Palaces for the People is Andrew Carnegie’s term for public libraries in the U.S. Carnegie funded hundreds of libraries around the country, most of which are still active today. The book has a nice contrast between Carnegie's attitude and works and those of a modern equivalent figure, Marc Zuckerberg. Klinenberg devotes a lot of space on libraries. While reading the book last week, I went to use a small branch library in rural Texas (to use the internet connection). The first thing I did was look for the public spaces, and yes, there was a big community room where local groups can meet. There is much more in this book that I don’t have space to go into. I highly recommend it. It will make you pay more attention to social infrastructure, and will help you appreciate its value and importance in society today.

Bettencourt, Luís M. A.
2013 The Origins of Scaling in Cities. Science 340: 1438-1441.

Cesaretti, Rudolf, Luís M. A. Bettencourt, Jose Lobo, Scott Ortman, and Michael E. Smith
2016 Population-Area Relationship in Medieval European Cities. PLOS-One 11 (10): e162678.

Kertzer, David I.
1988 Ritual, Politics, and Power. Yale University Press, New Haven.

Klinenberg, Eric
2018 Palaces for the People: How Social Infrastructure can Help Fight Inequality, Polarization, and the Decline of Civic Life. Crown, New York.

Ortman, Scott G. and Grant D. Coffey
2017 Settlement Scaling in Middle-Range Societies. American Antiquity 82 (4): 662-682.

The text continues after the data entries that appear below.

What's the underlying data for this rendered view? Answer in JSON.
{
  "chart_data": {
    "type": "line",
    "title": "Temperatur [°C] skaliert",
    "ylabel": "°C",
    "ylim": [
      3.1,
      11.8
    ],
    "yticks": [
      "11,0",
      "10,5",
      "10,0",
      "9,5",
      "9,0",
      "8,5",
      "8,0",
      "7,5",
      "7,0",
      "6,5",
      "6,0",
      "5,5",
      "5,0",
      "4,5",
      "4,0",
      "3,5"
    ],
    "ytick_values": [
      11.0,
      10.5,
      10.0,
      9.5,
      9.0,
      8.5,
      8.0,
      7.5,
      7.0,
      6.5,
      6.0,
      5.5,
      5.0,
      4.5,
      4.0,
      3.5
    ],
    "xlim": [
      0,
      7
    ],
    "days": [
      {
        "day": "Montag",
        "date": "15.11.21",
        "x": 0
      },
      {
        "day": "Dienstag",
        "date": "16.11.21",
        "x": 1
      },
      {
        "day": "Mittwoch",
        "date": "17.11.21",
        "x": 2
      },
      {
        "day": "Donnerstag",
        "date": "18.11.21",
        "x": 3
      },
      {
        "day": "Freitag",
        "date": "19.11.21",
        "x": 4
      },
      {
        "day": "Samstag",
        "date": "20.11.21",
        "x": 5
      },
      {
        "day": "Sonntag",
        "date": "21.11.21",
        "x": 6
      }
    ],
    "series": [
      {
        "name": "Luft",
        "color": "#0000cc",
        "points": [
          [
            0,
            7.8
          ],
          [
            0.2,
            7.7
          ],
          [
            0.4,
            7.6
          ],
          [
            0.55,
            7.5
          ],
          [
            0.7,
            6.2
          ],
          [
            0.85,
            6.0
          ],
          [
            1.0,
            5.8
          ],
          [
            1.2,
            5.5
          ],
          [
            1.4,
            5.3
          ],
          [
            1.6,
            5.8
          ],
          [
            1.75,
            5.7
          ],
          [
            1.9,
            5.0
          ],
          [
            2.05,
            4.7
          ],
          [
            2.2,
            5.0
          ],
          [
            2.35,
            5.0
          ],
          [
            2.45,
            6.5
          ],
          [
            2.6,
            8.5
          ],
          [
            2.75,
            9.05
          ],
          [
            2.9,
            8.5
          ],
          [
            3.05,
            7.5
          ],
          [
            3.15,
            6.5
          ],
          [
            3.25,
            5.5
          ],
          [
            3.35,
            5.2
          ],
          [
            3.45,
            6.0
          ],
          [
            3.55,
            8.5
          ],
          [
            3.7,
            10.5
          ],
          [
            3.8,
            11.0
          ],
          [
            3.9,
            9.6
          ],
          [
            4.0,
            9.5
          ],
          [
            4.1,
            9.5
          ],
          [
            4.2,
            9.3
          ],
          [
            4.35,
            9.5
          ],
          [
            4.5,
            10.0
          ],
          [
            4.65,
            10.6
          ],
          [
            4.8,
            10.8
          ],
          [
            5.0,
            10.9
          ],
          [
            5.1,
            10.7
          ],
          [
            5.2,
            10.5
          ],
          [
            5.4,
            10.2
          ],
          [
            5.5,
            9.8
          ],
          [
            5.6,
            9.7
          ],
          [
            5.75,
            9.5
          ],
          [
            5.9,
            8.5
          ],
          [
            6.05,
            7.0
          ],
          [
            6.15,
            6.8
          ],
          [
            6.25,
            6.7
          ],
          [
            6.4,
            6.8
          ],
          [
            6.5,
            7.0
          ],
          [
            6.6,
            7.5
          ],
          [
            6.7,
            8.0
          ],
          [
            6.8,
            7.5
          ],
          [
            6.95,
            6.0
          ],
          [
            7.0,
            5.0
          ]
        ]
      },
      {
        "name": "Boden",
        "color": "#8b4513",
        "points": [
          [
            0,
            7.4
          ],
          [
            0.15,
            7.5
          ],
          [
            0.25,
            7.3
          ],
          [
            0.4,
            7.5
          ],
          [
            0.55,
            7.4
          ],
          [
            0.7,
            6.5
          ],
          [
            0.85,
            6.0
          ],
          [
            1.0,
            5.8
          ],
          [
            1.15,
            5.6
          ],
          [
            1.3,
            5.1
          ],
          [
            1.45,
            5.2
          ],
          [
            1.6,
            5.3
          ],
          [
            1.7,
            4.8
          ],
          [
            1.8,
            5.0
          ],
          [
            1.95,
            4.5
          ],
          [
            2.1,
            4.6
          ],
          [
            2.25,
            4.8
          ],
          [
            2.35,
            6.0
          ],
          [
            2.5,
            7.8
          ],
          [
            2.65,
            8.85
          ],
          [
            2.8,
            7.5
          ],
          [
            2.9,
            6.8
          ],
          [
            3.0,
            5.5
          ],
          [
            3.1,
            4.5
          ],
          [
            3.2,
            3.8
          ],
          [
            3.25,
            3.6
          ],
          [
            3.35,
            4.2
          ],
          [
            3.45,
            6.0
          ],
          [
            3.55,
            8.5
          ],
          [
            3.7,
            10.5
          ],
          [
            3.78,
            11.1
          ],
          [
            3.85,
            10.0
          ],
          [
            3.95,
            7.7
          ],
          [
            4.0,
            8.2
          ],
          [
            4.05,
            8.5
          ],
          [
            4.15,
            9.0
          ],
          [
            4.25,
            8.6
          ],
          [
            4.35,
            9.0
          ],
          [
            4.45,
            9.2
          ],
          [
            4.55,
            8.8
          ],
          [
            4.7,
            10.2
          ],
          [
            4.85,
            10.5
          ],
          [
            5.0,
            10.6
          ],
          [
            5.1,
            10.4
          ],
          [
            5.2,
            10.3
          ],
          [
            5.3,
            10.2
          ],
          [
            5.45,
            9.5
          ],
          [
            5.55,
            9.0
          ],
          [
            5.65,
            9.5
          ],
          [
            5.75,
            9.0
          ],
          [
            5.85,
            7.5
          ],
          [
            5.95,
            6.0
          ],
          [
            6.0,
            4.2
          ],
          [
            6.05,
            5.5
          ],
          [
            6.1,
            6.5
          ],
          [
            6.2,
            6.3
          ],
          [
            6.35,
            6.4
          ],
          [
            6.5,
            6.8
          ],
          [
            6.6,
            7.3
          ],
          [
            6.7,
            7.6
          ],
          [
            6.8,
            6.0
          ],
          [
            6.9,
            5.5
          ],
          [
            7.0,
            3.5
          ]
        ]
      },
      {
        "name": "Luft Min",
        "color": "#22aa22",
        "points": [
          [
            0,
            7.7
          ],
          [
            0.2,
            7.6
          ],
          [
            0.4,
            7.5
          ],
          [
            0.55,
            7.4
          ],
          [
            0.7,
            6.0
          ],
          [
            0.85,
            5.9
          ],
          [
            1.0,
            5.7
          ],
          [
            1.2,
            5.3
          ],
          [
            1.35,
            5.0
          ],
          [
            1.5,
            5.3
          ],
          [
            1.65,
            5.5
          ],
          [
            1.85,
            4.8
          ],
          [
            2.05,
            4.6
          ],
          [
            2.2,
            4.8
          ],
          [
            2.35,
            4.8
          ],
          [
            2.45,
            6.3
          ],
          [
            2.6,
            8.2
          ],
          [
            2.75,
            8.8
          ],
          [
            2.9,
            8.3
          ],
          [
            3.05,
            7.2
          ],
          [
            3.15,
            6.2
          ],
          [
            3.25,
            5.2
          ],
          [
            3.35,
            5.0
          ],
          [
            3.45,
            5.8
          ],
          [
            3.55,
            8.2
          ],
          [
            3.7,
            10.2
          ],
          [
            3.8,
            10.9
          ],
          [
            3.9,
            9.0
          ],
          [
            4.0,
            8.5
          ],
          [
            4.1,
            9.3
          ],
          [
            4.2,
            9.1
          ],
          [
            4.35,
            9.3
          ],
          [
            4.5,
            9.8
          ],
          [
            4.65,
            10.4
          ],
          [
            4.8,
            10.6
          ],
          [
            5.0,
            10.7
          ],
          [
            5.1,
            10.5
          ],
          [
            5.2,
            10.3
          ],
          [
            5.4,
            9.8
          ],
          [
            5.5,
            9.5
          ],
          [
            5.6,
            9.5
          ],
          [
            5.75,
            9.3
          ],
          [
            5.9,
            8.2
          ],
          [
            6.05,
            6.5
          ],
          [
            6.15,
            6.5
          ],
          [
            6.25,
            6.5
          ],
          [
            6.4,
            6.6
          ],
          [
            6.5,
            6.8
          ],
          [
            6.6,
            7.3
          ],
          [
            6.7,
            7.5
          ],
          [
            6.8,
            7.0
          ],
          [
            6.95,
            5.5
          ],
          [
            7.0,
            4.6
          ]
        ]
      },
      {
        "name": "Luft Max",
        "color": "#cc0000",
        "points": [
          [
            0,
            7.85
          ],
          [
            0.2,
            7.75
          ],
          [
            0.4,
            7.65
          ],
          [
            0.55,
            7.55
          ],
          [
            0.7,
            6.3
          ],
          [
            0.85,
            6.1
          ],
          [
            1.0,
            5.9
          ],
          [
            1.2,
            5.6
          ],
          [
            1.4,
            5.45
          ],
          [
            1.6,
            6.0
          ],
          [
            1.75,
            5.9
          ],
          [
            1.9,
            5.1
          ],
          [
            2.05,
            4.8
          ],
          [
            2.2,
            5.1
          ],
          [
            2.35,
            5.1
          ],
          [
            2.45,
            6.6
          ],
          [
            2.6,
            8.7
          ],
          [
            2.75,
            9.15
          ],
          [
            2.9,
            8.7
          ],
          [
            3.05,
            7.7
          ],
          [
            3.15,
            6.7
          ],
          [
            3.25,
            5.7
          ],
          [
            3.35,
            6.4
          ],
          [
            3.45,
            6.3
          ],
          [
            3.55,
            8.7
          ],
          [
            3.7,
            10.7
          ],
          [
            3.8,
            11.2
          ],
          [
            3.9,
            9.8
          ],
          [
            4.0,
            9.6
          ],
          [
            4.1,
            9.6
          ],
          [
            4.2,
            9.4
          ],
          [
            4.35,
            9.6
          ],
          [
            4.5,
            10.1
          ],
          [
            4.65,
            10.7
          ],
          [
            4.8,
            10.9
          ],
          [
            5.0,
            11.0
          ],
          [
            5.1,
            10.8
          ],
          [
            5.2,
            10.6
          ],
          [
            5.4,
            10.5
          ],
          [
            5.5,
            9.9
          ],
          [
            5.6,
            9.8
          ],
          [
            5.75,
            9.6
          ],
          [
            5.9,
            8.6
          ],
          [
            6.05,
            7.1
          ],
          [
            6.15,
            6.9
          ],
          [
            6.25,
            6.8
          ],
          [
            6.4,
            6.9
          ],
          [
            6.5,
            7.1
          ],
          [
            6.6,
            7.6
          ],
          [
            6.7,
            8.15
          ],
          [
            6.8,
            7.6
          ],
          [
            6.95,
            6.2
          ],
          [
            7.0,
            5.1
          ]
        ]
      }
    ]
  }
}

Ortman, Scott G., Kaitlyn E. Davis, José Lobo, Michael E. Smith, Luis M.A. Bettencourt, and Aaron Trumbo
2016 Settlement Scaling and Economic Change in the Central Andes. Journal of Archaeological Science 73: 94-106.

Rapoport, Amos
1990 Systems of Activities and Systems of Settings. In Domestic Architecture and the Use of Space: An Interdisciplinary Cross-Cultural Study, edited by Susan Kent, pp. 9-20. Cambridge University Press, New York.

Stanley, Dick
2003 What Do We Know about Social Cohesion: The Research Perspective of the Federal Government's Social Cohesion Research Network. The Canadian Journal of Sociology ' Cahiers canadiens de sociologie 28 (1): 5-17.